Race: The Power of an Illusion Episode 1&2

The first two episodes of “Race: The Power of an Illusion” left me thinking about the concept of race in a way that I never thought about prior to this class. When race is discussed in a casual setting, it is often referred to in terms of how people assign meaning to the way you look. The first episode makes you reconsider, what is race and how can we accurately define and talk about race? The idea that race is limited to the way we appear on the outside doesn’t consider the biological implications or the history of race. One of the concepts that stuck out most to me in the first episode is the way we attribute biology as an excuse for social differences. The episode teaches us that superficial traits can not be used to define race. More specifically, they show mtDNA tests of students who appear dramatically different to show how similar they are genetically. In fact, there is often the same if not more genetic differences between two people of the same “race” than two people of different races. Before watching this episode, I never understood how similar people are genetically regardless of how dissimilar they appear on the outside.

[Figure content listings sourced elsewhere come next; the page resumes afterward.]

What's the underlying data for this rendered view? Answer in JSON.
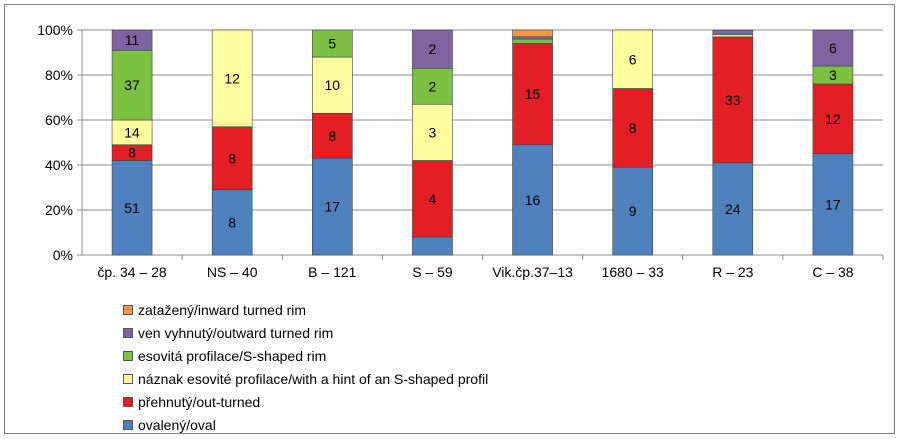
{
  "chart_data": {
    "type": "bar",
    "stacked": true,
    "normalized": true,
    "categories": [
      "čp. 34 – 28",
      "NS – 40",
      "B – 121",
      "S – 59",
      "Vik.čp.37–13",
      "1680 – 33",
      "R – 23",
      "C – 38"
    ],
    "yticks": [
      "0%",
      "20%",
      "40%",
      "60%",
      "80%",
      "100%"
    ],
    "ylim": [
      0,
      100
    ],
    "grid": true,
    "legend_position": "bottom-left",
    "series": [
      {
        "name": "ovalený/oval",
        "color": "#4f81bd",
        "values": [
          42,
          29,
          43,
          8,
          49,
          39,
          41,
          45
        ],
        "labels": [
          "51",
          "8",
          "17",
          "",
          "16",
          "9",
          "24",
          "17"
        ]
      },
      {
        "name": "přehnutý/out-turned",
        "color": "#e31e24",
        "values": [
          7,
          28,
          20,
          34,
          45,
          35,
          56,
          31
        ],
        "labels": [
          "8",
          "8",
          "8",
          "4",
          "15",
          "8",
          "33",
          "12"
        ]
      },
      {
        "name": "náznak esovité profilace/with a hint of an S-shaped profil",
        "color": "#ffffa0",
        "values": [
          11,
          43,
          25,
          25,
          0,
          26,
          1,
          0
        ],
        "labels": [
          "14",
          "12",
          "10",
          "3",
          "",
          "6",
          "",
          ""
        ]
      },
      {
        "name": "esovitá profilace/S-shaped rim",
        "color": "#7cc142",
        "values": [
          31,
          0,
          12,
          16,
          2,
          0,
          0,
          8
        ],
        "labels": [
          "37",
          "",
          "5",
          "2",
          "",
          "",
          "",
          "3"
        ]
      },
      {
        "name": "ven vyhnutý/outward turned rim",
        "color": "#8064a2",
        "values": [
          9,
          0,
          0,
          17,
          1,
          0,
          2,
          16
        ],
        "labels": [
          "11",
          "",
          "",
          "2",
          "",
          "",
          "",
          "6"
        ]
      },
      {
        "name": "zatažený/inward turned rim",
        "color": "#f79646",
        "values": [
          0,
          0,
          0,
          0,
          3,
          0,
          0,
          0
        ],
        "labels": [
          "",
          "",
          "",
          "",
          "",
          "",
          "",
          ""
        ]
      }
    ]
  }
}
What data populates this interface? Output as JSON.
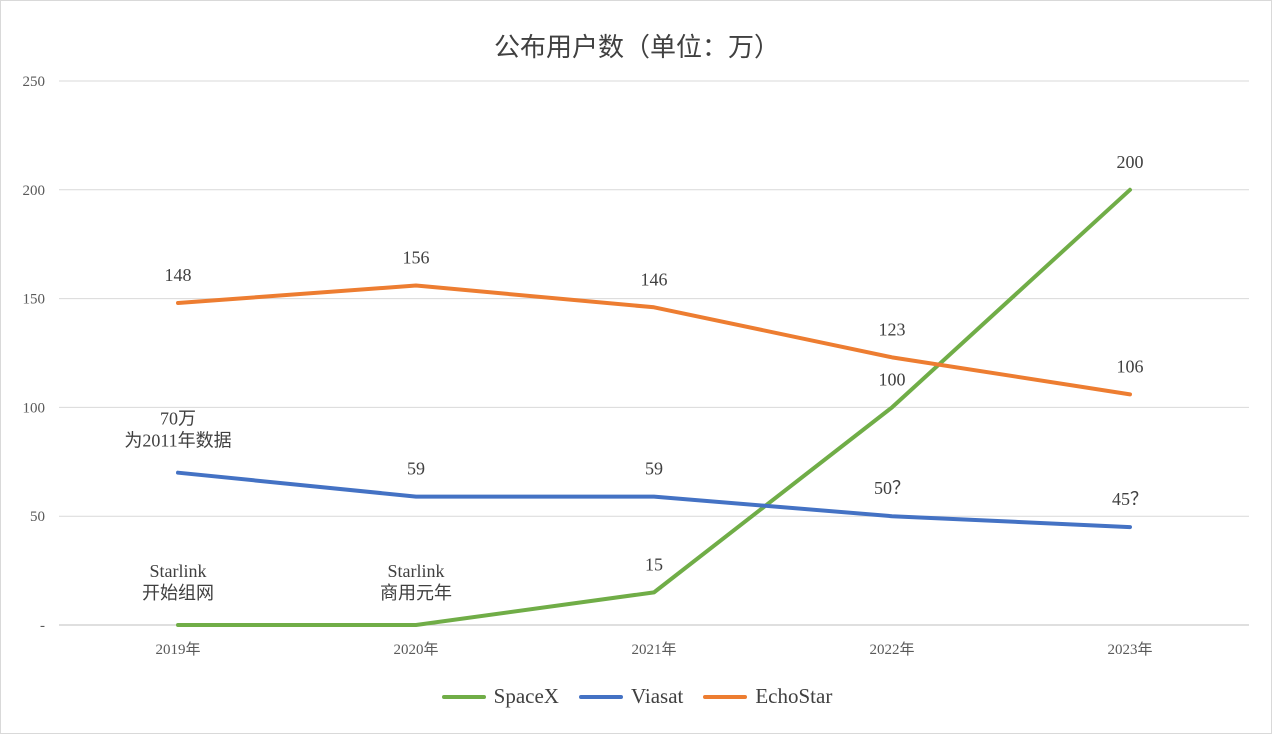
{
  "chart_data": {
    "type": "line",
    "title": "公布用户数（单位：万）",
    "categories": [
      "2019年",
      "2020年",
      "2021年",
      "2022年",
      "2023年"
    ],
    "ylim": [
      0,
      250
    ],
    "yticks": [
      {
        "value": 0,
        "label": "-"
      },
      {
        "value": 50,
        "label": "50"
      },
      {
        "value": 100,
        "label": "100"
      },
      {
        "value": 150,
        "label": "150"
      },
      {
        "value": 200,
        "label": "200"
      },
      {
        "value": 250,
        "label": "250"
      }
    ],
    "grid": true,
    "legend_position": "bottom",
    "series": [
      {
        "name": "SpaceX",
        "color": "#70ad47",
        "values": [
          0,
          0,
          15,
          100,
          200
        ],
        "labels": [
          "",
          "",
          "15",
          "100",
          "200"
        ]
      },
      {
        "name": "Viasat",
        "color": "#4472c4",
        "values": [
          70,
          59,
          59,
          50,
          45
        ],
        "labels": [
          "",
          "59",
          "59",
          "50？",
          "45？"
        ]
      },
      {
        "name": "EchoStar",
        "color": "#ed7d31",
        "values": [
          148,
          156,
          146,
          123,
          106
        ],
        "labels": [
          "148",
          "156",
          "146",
          "123",
          "106"
        ]
      }
    ],
    "annotations": [
      {
        "category_index": 0,
        "value": 70,
        "lines": [
          "70万",
          "为2011年数据"
        ]
      },
      {
        "category_index": 0,
        "value": 0,
        "lines": [
          "Starlink",
          "开始组网"
        ]
      },
      {
        "category_index": 1,
        "value": 0,
        "lines": [
          "Starlink",
          "商用元年"
        ]
      }
    ]
  }
}
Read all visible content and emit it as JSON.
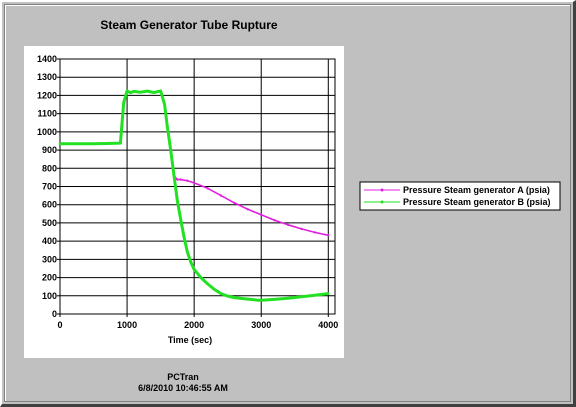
{
  "colors": {
    "background": "#c0c0c0",
    "plot_background": "#ffffff",
    "gridline": "#000000",
    "series_a": "#e020e0",
    "series_b": "#22e022"
  },
  "footer": {
    "program": "PCTran",
    "timestamp": "6/8/2010 10:46:55 AM"
  },
  "chart_data": {
    "type": "line",
    "title": "Steam Generator Tube Rupture",
    "xlabel": "Time (sec)",
    "ylabel": "",
    "xlim": [
      0,
      4100
    ],
    "ylim": [
      0,
      1400
    ],
    "xticks": [
      0,
      1000,
      2000,
      3000,
      4000
    ],
    "yticks": [
      0,
      100,
      200,
      300,
      400,
      500,
      600,
      700,
      800,
      900,
      1000,
      1100,
      1200,
      1300,
      1400
    ],
    "grid": true,
    "legend_position": "right",
    "series": [
      {
        "name": "Pressure Steam generator A (psia)",
        "color": "#e020e0",
        "x": [
          0,
          100,
          300,
          500,
          700,
          900,
          950,
          1000,
          1050,
          1100,
          1200,
          1300,
          1400,
          1500,
          1560,
          1600,
          1650,
          1700,
          1750,
          1800,
          1900,
          2000,
          2200,
          2400,
          2600,
          2800,
          3000,
          3200,
          3400,
          3600,
          3800,
          4000
        ],
        "y": [
          935,
          935,
          935,
          935,
          936,
          938,
          1160,
          1225,
          1215,
          1222,
          1218,
          1224,
          1216,
          1225,
          1150,
          1030,
          900,
          760,
          738,
          738,
          732,
          720,
          690,
          650,
          610,
          575,
          545,
          515,
          490,
          467,
          448,
          432
        ]
      },
      {
        "name": "Pressure Steam generator B (psia)",
        "color": "#22e022",
        "x": [
          0,
          100,
          300,
          500,
          700,
          900,
          950,
          1000,
          1050,
          1100,
          1200,
          1300,
          1400,
          1500,
          1560,
          1600,
          1650,
          1700,
          1750,
          1800,
          1850,
          1900,
          1950,
          2000,
          2100,
          2200,
          2300,
          2400,
          2500,
          2600,
          2800,
          2950,
          3000,
          3200,
          3400,
          3600,
          3800,
          4000
        ],
        "y": [
          935,
          935,
          935,
          935,
          936,
          938,
          1160,
          1225,
          1215,
          1222,
          1218,
          1224,
          1216,
          1225,
          1150,
          1030,
          900,
          760,
          620,
          520,
          420,
          340,
          285,
          245,
          200,
          165,
          135,
          112,
          98,
          90,
          82,
          76,
          76,
          80,
          87,
          95,
          103,
          112
        ]
      }
    ]
  }
}
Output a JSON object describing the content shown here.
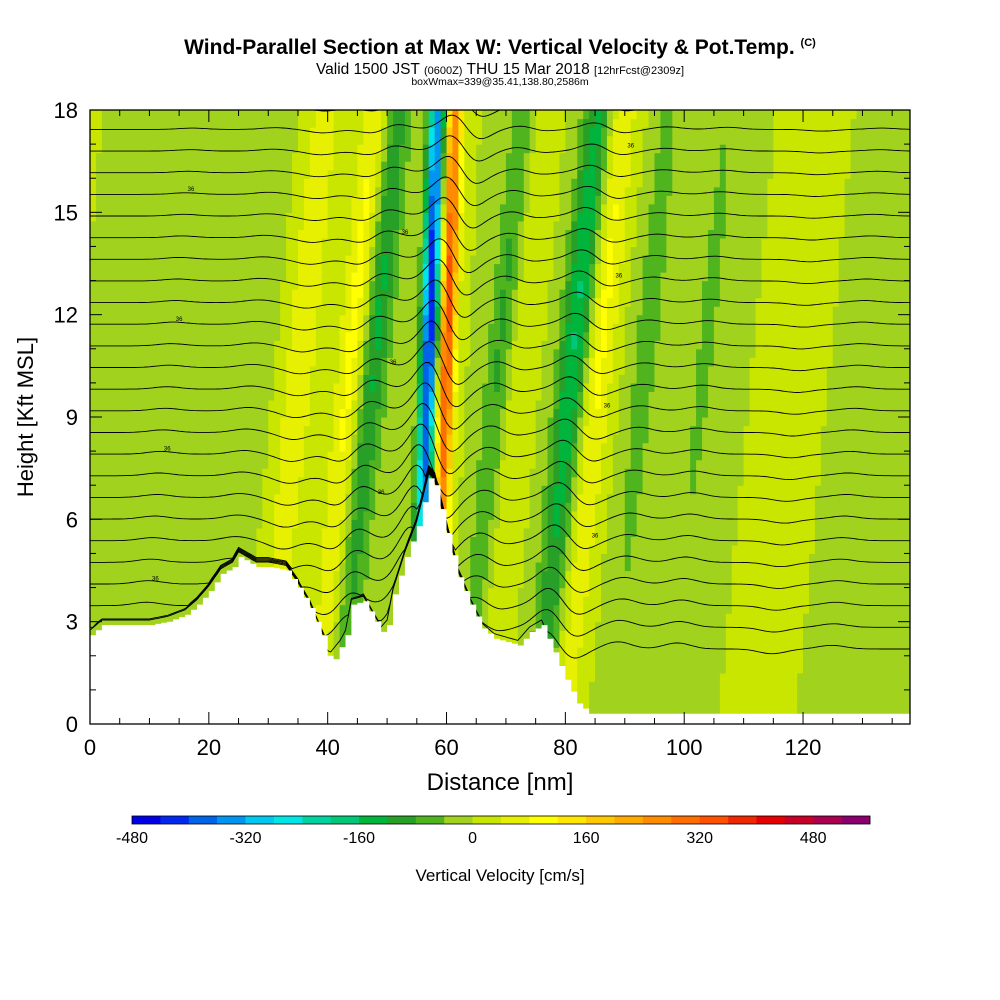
{
  "header": {
    "title": "Wind-Parallel Section at Max W: Vertical Velocity & Pot.Temp.",
    "copyright": "(C)",
    "valid_prefix": "Valid 1500 JST",
    "valid_utc": "(0600Z)",
    "valid_day": "THU 15 Mar 2018",
    "forecast": "[12hrFcst@2309z]",
    "box_info": "boxWmax=339@35.41,138.80,2586m"
  },
  "chart_data": {
    "type": "heatmap",
    "xlabel": "Distance [nm]",
    "ylabel": "Height [Kft MSL]",
    "xlim": [
      0,
      138
    ],
    "ylim": [
      0,
      18
    ],
    "x_ticks": [
      0,
      20,
      40,
      60,
      80,
      100,
      120
    ],
    "y_ticks": [
      0,
      3,
      6,
      9,
      12,
      15,
      18
    ],
    "colorbar": {
      "label": "Vertical Velocity [cm/s]",
      "range": [
        -480,
        520
      ],
      "step": 40,
      "tick_values": [
        -480,
        -320,
        -160,
        0,
        160,
        320,
        480
      ],
      "colors": [
        "#0000e6",
        "#0028f0",
        "#0064e8",
        "#0096f0",
        "#00c8f0",
        "#00e6e6",
        "#00d2a0",
        "#00c878",
        "#00b43c",
        "#28a028",
        "#50b41e",
        "#a0d21e",
        "#c8e600",
        "#e6f000",
        "#ffff00",
        "#ffe600",
        "#ffc800",
        "#ffaa00",
        "#ff8c00",
        "#ff6e00",
        "#ff5000",
        "#f02800",
        "#e60000",
        "#c80028",
        "#aa0050",
        "#8c006e",
        "#6e0082",
        "#500096"
      ]
    },
    "velocity_bands": [
      {
        "x_center": 59.5,
        "peak_cm_s": 339
      },
      {
        "x_center": 56.5,
        "peak_cm_s": -440
      },
      {
        "x_center": 46,
        "peak_cm_s": -150
      },
      {
        "x_center": 43,
        "peak_cm_s": 120
      },
      {
        "x_center": 68,
        "peak_cm_s": -120
      },
      {
        "x_center": 70,
        "peak_cm_s": 80
      },
      {
        "x_center": 80,
        "peak_cm_s": -170
      },
      {
        "x_center": 84,
        "peak_cm_s": 100
      },
      {
        "x_center": 92,
        "peak_cm_s": -60
      },
      {
        "x_center": 102,
        "peak_cm_s": -50
      },
      {
        "x_center": 34,
        "peak_cm_s": 80
      },
      {
        "x_center": 26,
        "peak_cm_s": -40
      },
      {
        "x_center": 12,
        "peak_cm_s": -30
      },
      {
        "x_center": 118,
        "peak_cm_s": 40
      },
      {
        "x_center": 128,
        "peak_cm_s": -30
      }
    ],
    "terrain": {
      "x": [
        0,
        2,
        6,
        10,
        13,
        16,
        18,
        20,
        22,
        24,
        25,
        28,
        30,
        33,
        35,
        37,
        39,
        40,
        41,
        43,
        44,
        46,
        48,
        49,
        50,
        51,
        53,
        55,
        56,
        57,
        58,
        60,
        62,
        64,
        66,
        68,
        70,
        72,
        74,
        76,
        78,
        80,
        82,
        84,
        86,
        88,
        90,
        95,
        100,
        110,
        120,
        130,
        138
      ],
      "kft": [
        2.6,
        2.9,
        2.9,
        2.9,
        3.0,
        3.2,
        3.5,
        3.9,
        4.4,
        4.6,
        4.9,
        4.6,
        4.6,
        4.5,
        4.0,
        3.4,
        2.6,
        2.0,
        1.9,
        2.6,
        3.5,
        3.6,
        3.0,
        2.7,
        2.9,
        3.8,
        4.9,
        5.8,
        6.5,
        7.2,
        7.0,
        5.6,
        4.3,
        3.5,
        2.8,
        2.5,
        2.4,
        2.3,
        2.7,
        2.9,
        2.1,
        1.3,
        0.6,
        0.3,
        0.3,
        0.3,
        0.3,
        0.3,
        0.3,
        0.3,
        0.3,
        0.3,
        0.3
      ]
    },
    "isentropes": {
      "count": 26,
      "label_value": "36"
    }
  }
}
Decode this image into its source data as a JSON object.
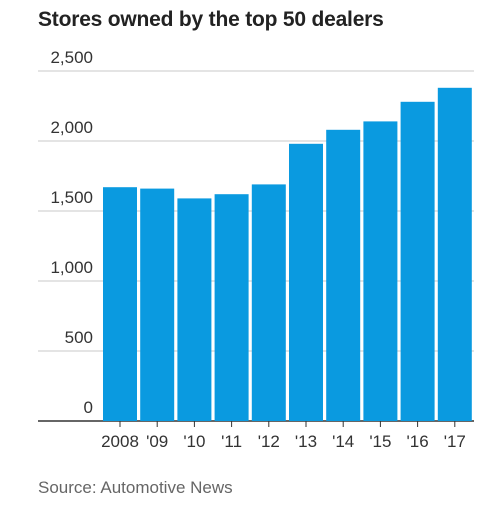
{
  "chart_data": {
    "type": "bar",
    "title": "Stores owned by the top 50 dealers",
    "categories": [
      "2008",
      "'09",
      "'10",
      "'11",
      "'12",
      "'13",
      "'14",
      "'15",
      "'16",
      "'17"
    ],
    "values": [
      1670,
      1660,
      1590,
      1620,
      1690,
      1980,
      2080,
      2140,
      2280,
      2380
    ],
    "ylim": [
      0,
      2500
    ],
    "yticks": [
      {
        "value": 0,
        "label": "0"
      },
      {
        "value": 500,
        "label": "500"
      },
      {
        "value": 1000,
        "label": "1,000"
      },
      {
        "value": 1500,
        "label": "1,500"
      },
      {
        "value": 2000,
        "label": "2,000"
      },
      {
        "value": 2500,
        "label": "2,500"
      }
    ],
    "xlabel": "",
    "ylabel": "",
    "grid": true,
    "bar_color": "#0a9ae0",
    "source": "Source: Automotive News"
  }
}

The second episode focused closely on the history of race in America. This episode was powerful and candid in the way it addresses how race was viewed socially over the years. I can’t help but continue to think about Thomas Jefferson’s role in assigning black citizens as inferior in society. Whether it was intentional or not, Jefferson proposed the idea that there was something different about black citizens, but he was not sure what. Maybe Thomas Jefferson only said there was something “different” as a way to justify his actions of living on a plantation and owning slaves. This episode opened my eyes to how much of an impact one comment can have on society. After saying this, Jefferson called on science to answer the question: what makes blacks inferior to whites? Asking this question in a scientific setting only led America to become more racist because asking this question only led scientists to further this hypothesis, instead of argue against it. Overall, there were many points in this episode about the history of race in America that left me shocked and upset. Historically, I knew that our country had huge issues in the way we treated race and human beings, but this episode made powerful points that left me astonished at America’s history.